La Pologne et la politique de l’impudeur

En deux ans, on nous a brouillés avec nos voisins les plus proches, la communauté des pays alliés et les partenaires stratégiques de l’Etat polonais. Chaque conflit successif est ouvert au nom d’une fictive défense de la Pologne contre une attaque imaginaire dirigée contre ses intérêts et son renom pour revenir sans cesse aux réalités de la guerre d’il y a quatre générations. Par aversion envers son propre Etat, on anéantit les acquis du dernier quart de siècle durant lequel la République ressuscitée, en participant à la création d’un système d’alliances européennes, a réalisé efficacement, en toute conséquence, sa réconciliation historique avec l’Allemagne et les peuples juif et ukrainien. Les relations amicales avec l’Ukraine indépendante se sont hissées alors à un niveau jamais connu dans l’histoire des relations bilatérales. En les détruisant aujourd’hui, on tend à balkaniser l’Europe centrale. L’image de la Pologne, hideusement irrationnelle, aggrave encore son isolement dans le monde et ne présage rien de bon.

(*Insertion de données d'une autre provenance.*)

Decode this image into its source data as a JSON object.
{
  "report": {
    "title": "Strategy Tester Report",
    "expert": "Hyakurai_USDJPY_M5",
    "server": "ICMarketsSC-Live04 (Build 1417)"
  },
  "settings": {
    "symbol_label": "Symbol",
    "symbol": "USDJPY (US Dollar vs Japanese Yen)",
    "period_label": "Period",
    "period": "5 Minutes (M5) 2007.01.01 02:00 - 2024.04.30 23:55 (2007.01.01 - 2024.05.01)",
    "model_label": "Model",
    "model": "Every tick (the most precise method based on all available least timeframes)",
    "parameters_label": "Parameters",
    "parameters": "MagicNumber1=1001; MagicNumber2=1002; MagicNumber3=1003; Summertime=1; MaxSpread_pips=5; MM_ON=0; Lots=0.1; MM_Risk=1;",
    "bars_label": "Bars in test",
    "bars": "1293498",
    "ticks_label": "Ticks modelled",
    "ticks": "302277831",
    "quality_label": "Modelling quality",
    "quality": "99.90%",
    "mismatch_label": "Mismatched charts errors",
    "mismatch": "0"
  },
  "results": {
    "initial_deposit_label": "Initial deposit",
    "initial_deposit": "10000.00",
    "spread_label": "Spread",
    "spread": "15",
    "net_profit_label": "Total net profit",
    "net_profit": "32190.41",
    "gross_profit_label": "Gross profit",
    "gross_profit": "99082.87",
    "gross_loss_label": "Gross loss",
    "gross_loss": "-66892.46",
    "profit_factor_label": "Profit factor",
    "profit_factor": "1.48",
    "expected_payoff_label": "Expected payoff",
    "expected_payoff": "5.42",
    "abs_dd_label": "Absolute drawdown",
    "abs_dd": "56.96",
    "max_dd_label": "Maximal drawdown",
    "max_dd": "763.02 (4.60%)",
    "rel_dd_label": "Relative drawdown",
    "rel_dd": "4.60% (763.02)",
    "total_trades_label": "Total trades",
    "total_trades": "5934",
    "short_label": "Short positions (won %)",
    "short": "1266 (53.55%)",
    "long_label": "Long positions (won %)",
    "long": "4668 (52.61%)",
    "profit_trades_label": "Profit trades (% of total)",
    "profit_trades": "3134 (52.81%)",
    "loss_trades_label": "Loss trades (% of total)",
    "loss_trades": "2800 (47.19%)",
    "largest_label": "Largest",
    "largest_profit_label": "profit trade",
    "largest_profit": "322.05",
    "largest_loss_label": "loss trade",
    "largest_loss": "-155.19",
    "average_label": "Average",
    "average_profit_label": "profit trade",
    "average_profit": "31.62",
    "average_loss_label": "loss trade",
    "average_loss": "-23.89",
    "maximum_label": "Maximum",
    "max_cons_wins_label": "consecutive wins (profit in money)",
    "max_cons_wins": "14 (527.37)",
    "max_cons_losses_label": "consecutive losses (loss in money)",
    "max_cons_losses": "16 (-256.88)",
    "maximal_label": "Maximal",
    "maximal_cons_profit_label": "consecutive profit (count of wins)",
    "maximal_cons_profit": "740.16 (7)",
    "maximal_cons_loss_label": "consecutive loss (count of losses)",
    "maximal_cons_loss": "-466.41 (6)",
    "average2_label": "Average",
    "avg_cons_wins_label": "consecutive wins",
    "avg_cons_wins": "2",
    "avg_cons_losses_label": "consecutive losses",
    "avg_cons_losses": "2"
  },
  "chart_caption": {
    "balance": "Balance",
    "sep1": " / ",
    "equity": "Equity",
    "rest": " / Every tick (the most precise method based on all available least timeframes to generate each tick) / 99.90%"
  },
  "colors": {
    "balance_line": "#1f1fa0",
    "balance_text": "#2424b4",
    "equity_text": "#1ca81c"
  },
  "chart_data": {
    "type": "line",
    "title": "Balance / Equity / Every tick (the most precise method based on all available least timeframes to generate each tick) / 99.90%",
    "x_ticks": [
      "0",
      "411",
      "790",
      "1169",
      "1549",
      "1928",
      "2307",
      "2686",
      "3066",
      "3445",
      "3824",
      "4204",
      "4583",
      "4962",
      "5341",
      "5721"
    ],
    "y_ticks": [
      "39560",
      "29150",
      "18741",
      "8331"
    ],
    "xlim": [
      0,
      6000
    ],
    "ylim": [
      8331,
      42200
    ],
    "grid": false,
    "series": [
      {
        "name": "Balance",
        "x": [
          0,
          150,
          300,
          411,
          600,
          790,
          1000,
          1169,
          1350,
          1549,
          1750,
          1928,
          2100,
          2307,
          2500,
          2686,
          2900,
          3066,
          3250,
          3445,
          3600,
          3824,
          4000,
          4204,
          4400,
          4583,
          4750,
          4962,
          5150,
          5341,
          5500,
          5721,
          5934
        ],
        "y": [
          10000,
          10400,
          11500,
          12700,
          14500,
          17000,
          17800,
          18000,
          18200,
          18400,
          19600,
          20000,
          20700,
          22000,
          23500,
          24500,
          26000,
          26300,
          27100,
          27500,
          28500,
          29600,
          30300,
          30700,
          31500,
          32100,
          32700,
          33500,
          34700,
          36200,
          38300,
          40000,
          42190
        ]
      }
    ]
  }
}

La prétendue «politique de la honte» cède la place à une politique de l’impudeur frôlant, plus d’une fois, une provocation délibérée. La tolérance à l’égard des patriotes capuchonnés, enhardis par leur impunité, qui manifestent – toujours plus nombreux – en brandissant des slogans extrêmement racistes et des symboles néofascistes trop bien connus, revêt le caractère d’une provocation. C’est aussi une provocation lorsqu’un député au Sejm de la RP invite aux célébrations de la fête nationale polonaise un néonazi italien, partisan de Poutine, condamné dans son propre pays pour des activités terroristes. Lié, depuis des années, aux nationalistes britanniques niant la Shoah, dans son discours d’inauguration de la Marche de l’indépendance, il a appelé à «reprendre les rues».

Tapage antisémite

Le choix de la date de la Journée internationale de la mémoire des victimes de la Shoah (juste avant le 50e anniversaire de l’indigne mars 1968) comme celle du vote par le Sejm, et ensuite par le Sénat, de la version amendée de la loi sur l’Institut national de la mémoire (IPN), tout comme le tapage antisémite fomenté à cette occasion, ont aussi des allures d’une provocation. Parmi les acteurs de ce spectacle honteux s’est distingué le directeur du deuxième programme de la télévision publique qui s’est permis sur cette antenne de se moquer du génocide. De tels propos sarcastiques sur les chambres à gaz, niant la réalité de la Shoah, dont les néonazis ont la pratique, portent le nom de Holohoax.

L’amendement en question, contrairement à ce que claironne la propagande, n’a pas pour objectif de combattre le mensonge sur Auschwitz et le néofascisme. Il rejoint la fâcheuse tradition de poursuites pour crimes de lèse-majesté – le cas échéant perpétrés contre l’Etat et le peuple polonais. Priver de liberté en raison d’une falsification de l’histoire de la Pologne, décidée arbitrairement, est une idée puisée dans la législation de la Russie de Poutine. L’essence même de l’acte adopté par les deux Chambres est de mettre en place une censure subjective, et cela sous peine d’emprisonnement pour plusieurs années. Cette peine serait applicable, notamment, en cas d’attribution aux Polonais de quelconques crimes de guerre ou de crimes contre l’humanité commis au cours de la guerre, voire au cours des années 1925-1950 (puisqu’un tel horizon temporel a été retenu à l’égard des Ukrainiens). Cette interdiction – censure – doit présupposer un conflit avec les peuples qui ont gardé dans leurs mémoires des exemples de tels crimes.

Cette censure – «machine de la sécurité narrative», comme l’a baptisée par avance un conseiller du président de la RP – crée une image mythologisée de la guerre, ramenée à la dimension de bataille et de martyrologie de son propre peuple. L’anti-germanisme, l’anti-ukrainisme et l’antisémitisme servent la cause de l’anti-européisme. Toute opposition est présentée par la «narration» de propagande, envenimant le conflit et suivant l’exemple de mars 1968, comme un acte de trahison. Cela donne au clivage du pays un caractère irréversible. Dans cette logique perverse, les appels à une politique commune de défense de la Pologne contre la critique extérieure ont la vocation de l’approfondir encore davantage.

Puisse la Pologne indépendante survivre à ce paroxysme suicidaire!